Ticho employed charcoal with variable pressure, creating areas of deep black where strokes overlapped and dense, and pale, ghostly traces where the pencil barely grazed the paper. The lines are irregular, scumbled, and layered, producing a sense of movement and organic disorder. This method avoids smooth shading, instead building texture through friction and rhythm, emphasizing the materiality of both medium and subject.
History & Provenance
Anna Ticho, born in 1894 in Moravia, settled in Jerusalem in 1912 and devoted her career to documenting its landscape.
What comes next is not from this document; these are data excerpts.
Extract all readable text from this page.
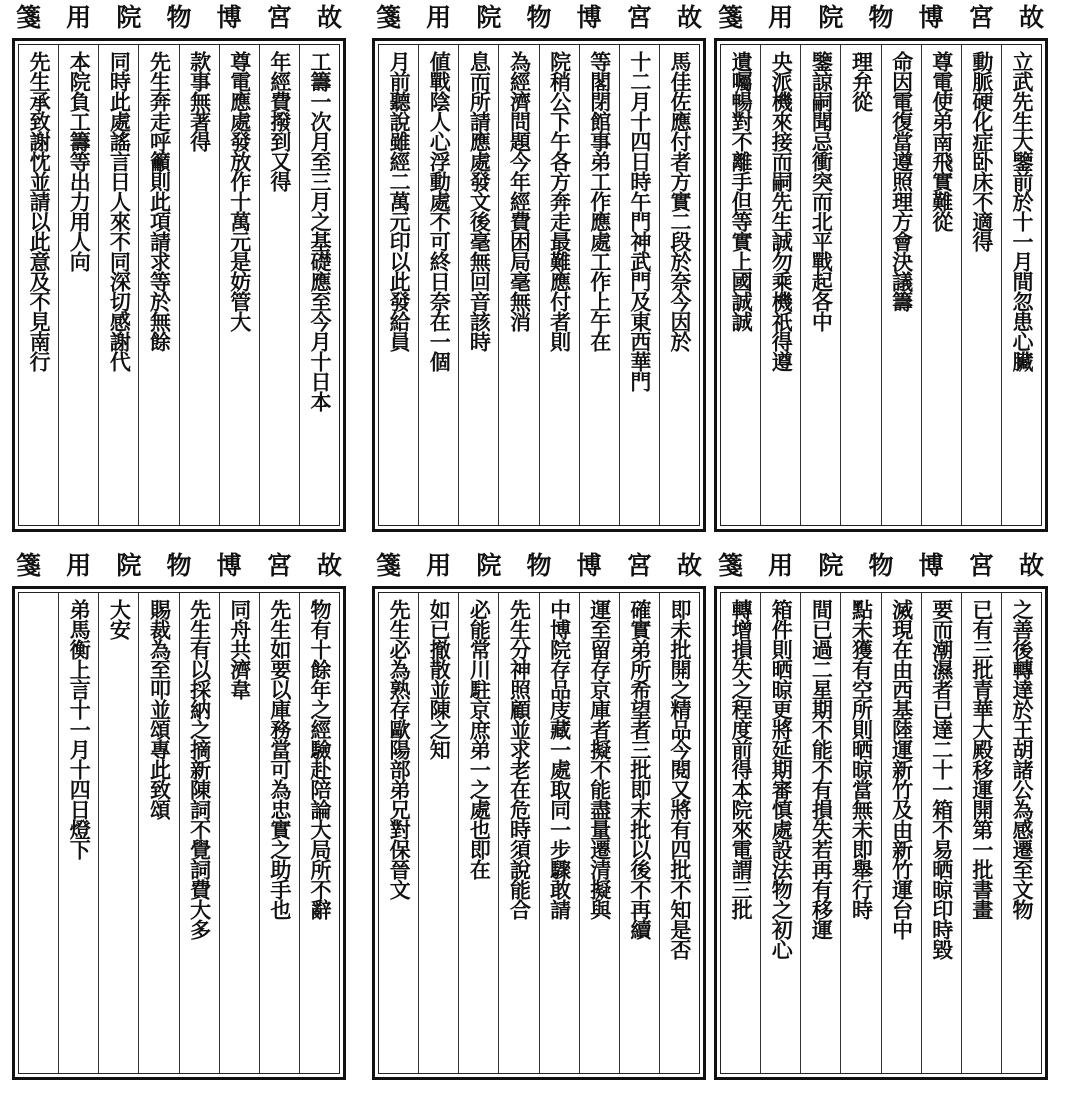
故
宮
博
物
院
用
箋
立武先生大鑒前於十一月間忽患心臟
動脈硬化症卧床不適得
尊電使弟南飛實難從
命因電復當遵照理方會決議籌
理弁從
鑒諒嗣聞忌衝突而北平戰起各中
央派機來接而嗣先生誠勿乘機祇得遵
遺囑暢對不離手但等實上國誠誠
故
宮
博
物
院
用
箋
馬佳佐應付者方實二段於奈今因於
十二月十四日時午門神武門及東西華門
等閣閉館事弟工作應處工作上午在
院稍公下午各方奔走最難應付者則
為經濟問題今年經費困局毫無消
息而所請應處發文後毫無回音該時
値戰陰人心浮動處不可終日奈在一個
月前聽說雖經二萬元印以此發給員
故
宮
博
物
院
用
箋
工籌一次月至三月之基礎應至今月十日本
年經費撥到又得
尊電應處發放作十萬元是妨管大
款事無著得
先生奔走呼籲則此項請求等於無餘
同時此處謠言日人來不同深切感謝代
本院負工籌等出力用人向
先生承致謝忱並請以此意及不見南行
故
宮
博
物
院
用
箋
之善後轉達於王胡諸公為感遷至文物
已有三批青華大殿移運開第一批書畫
要而潮濕者已達二十一箱不易晒晾印時毀
滅現在由西基陸運新竹及由新竹運台中
點未獲有空所則晒晾當無未即舉行時
間已過二星期不能不有損失若再有移運
箱件則晒晾更將延期審慎處設法物之初心
轉增損失之程度前得本院來電謂三批
故
宮
博
物
院
用
箋
即未批開之精品今閱又將有四批不知是否
確實弟所希望者三批即末批以後不再續
運至留存京庫者擬不能盡量遷清擬與
中博院存品庋藏一處取同一步驟敢請
先生分神照顧並求老在危時須說能合
必能常川駐京庶弟一之處也即在
如已撤散並陳之知
先生必為熟存歐陽部弟兄對保晉文
故
宮
博
物
院
用
箋
物有十餘年之經驗赴陪論大局所不辭
先生如要以庫務當可為忠實之助手也
同舟共濟韋
先生有以採納之摘新陳詞不覺詞費大多
賜裁為至叩並頌專此致頌
大安
弟馬衡上言十一月十四日燈下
This drawing entered the collection of The Museum of Modern Art as part of a broader recognition of her quiet, persistent body of work. Though not widely exhibited during her lifetime, her drawings gained institutional attention in the latter half of the 20th century for their emotional restraint and formal economy.
Context
Ticho’s work emerged in a period when Jerusalem’s landscape was undergoing rapid change, yet her drawings resisted narrative or political interpretation. She worked in solitude, often sketching the same hills over decades. This piece reflects a personal, meditative practice—one that valued observation over representation, and the physical act of drawing as a form of presence.
Legacy
Her charcoal drawings, including this one, influenced later generations of Israeli artists who sought to connect with the land through direct, unidealized mark-making. Ticho’s rejection of grandeur in favor of quiet intensity established a distinct visual language rooted in endurance and attention. Her work remains a quiet counterpoint to monumental narratives of place.
Artist & collection
Artist
Anna Ticho (Hebrew: אנה טיכו; 27 October 1894 – 1 March 1980) was an Israeli artist who became famous for her drawings of the Jerusalem hills.